Compte tenu de cette tendance plus qu’alarmante, la Slovénie et la Norvège misent sur une politique étrangère féministe.  Ainsi Mme Kuret a-t-elle expliqué que l’intégration du programme pour les femmes et la paix et la sécurité aux travaux du Conseil de sécurité est une priorité de son pays, membre élu de l’organe pour la période 2024-2025.  Que ce soit en Afghanistan ou à Gaza, les femmes doivent être associées aux processus d’aide humanitaire, de relèvement et de paix, a-t-elle exigé, avant de plaider également pour plus d’investissements dans les défenseuses des droits humains. C’est dans cet esprit que la Slovénie soutient la campagne mondiale « Investir dans les femmes » financée par le Fonds de consolidation de la paix.

Abondant dans le même sens, Mme Anne M. Havn, conseillère à la Mission permanente de la Norvège, a affirmé sans ambages que « sans inclusion, il n’y aura pas de paix pérenne ».  Bien qu’il existe un cadre normatif de qualité sur lequel on peut s’appuyer, à savoir la résolution 1325 (2000) du Conseil de sécurité, sa mise en œuvre laisse à désirer, a-t-elle déploré en témoignant de sa propre expérience de « boys club » dans les négociations de paix.

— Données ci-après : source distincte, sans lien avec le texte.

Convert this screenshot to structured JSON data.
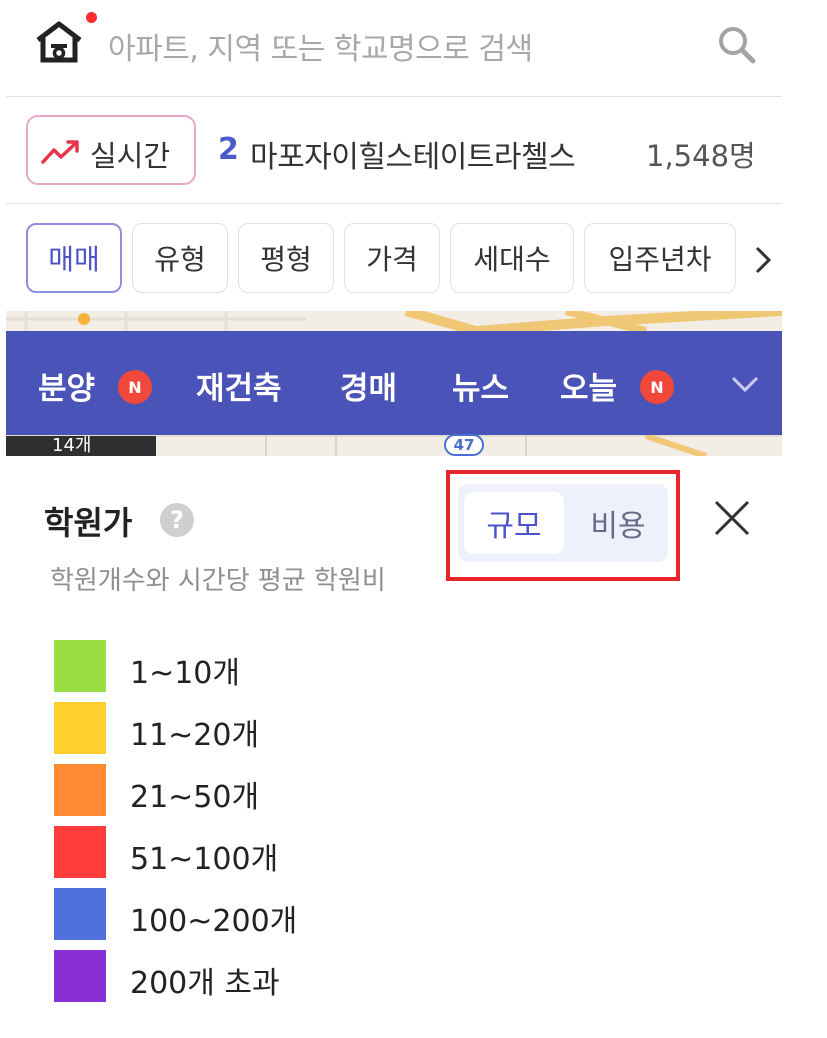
{
  "search": {
    "placeholder": "아파트, 지역 또는 학교명으로 검색"
  },
  "realtime": {
    "chip_label": "실시간",
    "rank": "2",
    "name": "마포자이힐스테이트라첼스",
    "count": "1,548명"
  },
  "filters": [
    {
      "label": "매매",
      "active": true
    },
    {
      "label": "유형",
      "active": false
    },
    {
      "label": "평형",
      "active": false
    },
    {
      "label": "가격",
      "active": false
    },
    {
      "label": "세대수",
      "active": false
    },
    {
      "label": "입주년차",
      "active": false
    }
  ],
  "nav": {
    "items": [
      {
        "label": "분양",
        "badge": "N"
      },
      {
        "label": "재건축"
      },
      {
        "label": "경매"
      },
      {
        "label": "뉴스"
      },
      {
        "label": "오늘",
        "badge": "N"
      }
    ]
  },
  "map": {
    "count_label": "14개",
    "road_label": "47"
  },
  "academy": {
    "title": "학원가",
    "help": "?",
    "description": "학원개수와 시간당 평균 학원비",
    "toggle": {
      "selected": "규모",
      "other": "비용"
    },
    "legend": [
      {
        "label": "1~10개",
        "color": "#99dd44"
      },
      {
        "label": "11~20개",
        "color": "#ffd12e"
      },
      {
        "label": "21~50개",
        "color": "#ff8a33"
      },
      {
        "label": "51~100개",
        "color": "#ff3b3b"
      },
      {
        "label": "100~200개",
        "color": "#4f6fdd"
      },
      {
        "label": "200개 초과",
        "color": "#8a2ed6"
      }
    ]
  },
  "colors": {
    "brand": "#4a53b8",
    "accent": "#4a53c9",
    "highlight_border": "#e8232a"
  }
}
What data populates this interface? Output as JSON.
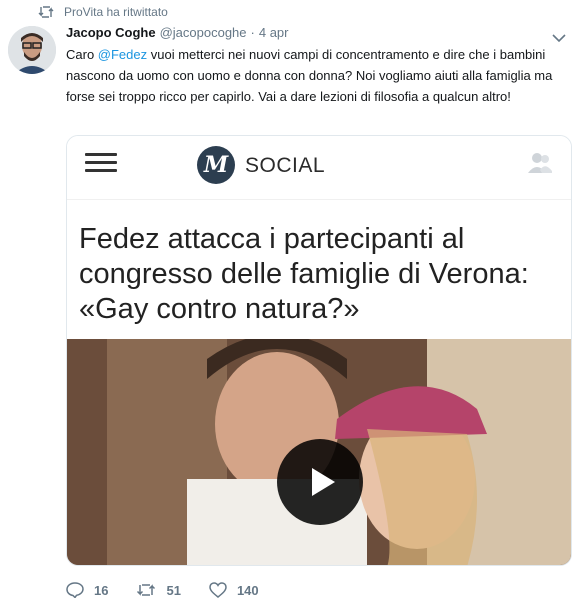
{
  "retweet": {
    "text": "ProVita ha ritwittato",
    "icon": "retweet-icon"
  },
  "author": {
    "name": "Jacopo Coghe",
    "handle": "@jacopocoghe",
    "dot": "·",
    "date": "4 apr"
  },
  "tweet": {
    "prefix": "Caro ",
    "mention": "@Fedez",
    "body": " vuoi metterci nei nuovi campi di concentramento e dire che i bambini nascono da uomo con uomo e donna con donna? Noi vogliamo aiuti alla famiglia ma forse sei troppo ricco per capirlo. Vai a dare lezioni di filosofia a qualcun altro!"
  },
  "card": {
    "logo_letter": "M",
    "section": "SOCIAL",
    "title": "Fedez attacca i partecipanti al congresso delle famiglie di Verona: «Gay contro natura?»"
  },
  "actions": {
    "replies": "16",
    "retweets": "51",
    "likes": "140"
  },
  "colors": {
    "link": "#1b95e0",
    "muted": "#657786",
    "text": "#14171a"
  }
}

Parmi les panélistes de la société civile, Mme Pascale Solages, d’Haïti, cofondatrice et Directrice exécutive de l’ONG Nègès Mawon, Mme Maria Victora « Mavic » Cabrera-Balleza, des Philippines, Présidente-Directrice générale de Global Network of Women Peacebuilders (« Réseau mondial des femmes bâtisseuses de paix »), et Mme Khouloud Baghouri, de la Tunisie, membre de Young Women Peacebuilders Network (« Réseau des jeunes femmes bâtisseuses de paix »), sont venues apporter leurs éclairages. 

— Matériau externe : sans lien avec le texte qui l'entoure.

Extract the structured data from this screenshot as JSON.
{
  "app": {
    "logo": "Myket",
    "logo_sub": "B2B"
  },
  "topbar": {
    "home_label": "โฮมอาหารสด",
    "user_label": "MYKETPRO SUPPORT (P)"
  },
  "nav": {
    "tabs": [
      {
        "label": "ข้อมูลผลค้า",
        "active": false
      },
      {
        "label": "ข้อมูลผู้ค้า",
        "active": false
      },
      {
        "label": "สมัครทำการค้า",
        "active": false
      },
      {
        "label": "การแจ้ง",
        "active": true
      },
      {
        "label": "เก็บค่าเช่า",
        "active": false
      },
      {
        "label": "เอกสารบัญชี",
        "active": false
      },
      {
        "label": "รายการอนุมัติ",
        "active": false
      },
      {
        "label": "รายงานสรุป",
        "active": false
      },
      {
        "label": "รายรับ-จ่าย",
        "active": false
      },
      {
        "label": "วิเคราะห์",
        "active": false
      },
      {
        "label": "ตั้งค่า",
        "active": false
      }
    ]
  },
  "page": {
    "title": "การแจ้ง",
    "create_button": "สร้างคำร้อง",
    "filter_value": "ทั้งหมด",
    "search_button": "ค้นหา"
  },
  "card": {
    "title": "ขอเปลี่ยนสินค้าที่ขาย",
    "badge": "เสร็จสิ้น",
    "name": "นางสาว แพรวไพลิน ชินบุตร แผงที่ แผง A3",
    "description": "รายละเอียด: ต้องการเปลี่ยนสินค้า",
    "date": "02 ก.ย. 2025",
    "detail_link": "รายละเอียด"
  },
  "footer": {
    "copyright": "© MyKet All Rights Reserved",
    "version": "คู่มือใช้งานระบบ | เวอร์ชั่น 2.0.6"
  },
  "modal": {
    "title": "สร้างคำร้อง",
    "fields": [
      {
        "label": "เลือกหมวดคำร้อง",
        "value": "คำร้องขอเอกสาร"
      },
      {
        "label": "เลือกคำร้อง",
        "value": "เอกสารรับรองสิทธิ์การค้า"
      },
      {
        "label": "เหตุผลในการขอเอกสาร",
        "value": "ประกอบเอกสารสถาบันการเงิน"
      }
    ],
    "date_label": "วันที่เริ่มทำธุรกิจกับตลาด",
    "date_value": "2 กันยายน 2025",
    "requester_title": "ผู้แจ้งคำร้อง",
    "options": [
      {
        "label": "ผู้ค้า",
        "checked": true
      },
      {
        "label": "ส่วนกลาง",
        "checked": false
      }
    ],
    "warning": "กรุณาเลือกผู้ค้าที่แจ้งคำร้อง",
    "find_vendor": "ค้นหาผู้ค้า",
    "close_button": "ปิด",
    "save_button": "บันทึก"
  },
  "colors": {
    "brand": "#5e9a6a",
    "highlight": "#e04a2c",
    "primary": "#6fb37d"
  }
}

Mme Baghouri a notamment insisté sur l’intersection entre le programme pour les femmes et la paix et la sécurité et celui pour les jeunes, revendiquant la place qui doit revenir aux jeunes femmes -40% de la population mondiale- à la table de négociation pour modeler des accords de paix plus inclusifs.  À ce jour, ont regretté ces trois intervenantes, les femmes restent sous-représentées et marginalisées dans la sphère politique et dans les mécanismes de justice transitionnelle et de réforme constitutionnelle.  Or, ce n’est qu’en étant aux commandes que les choses pourront changer.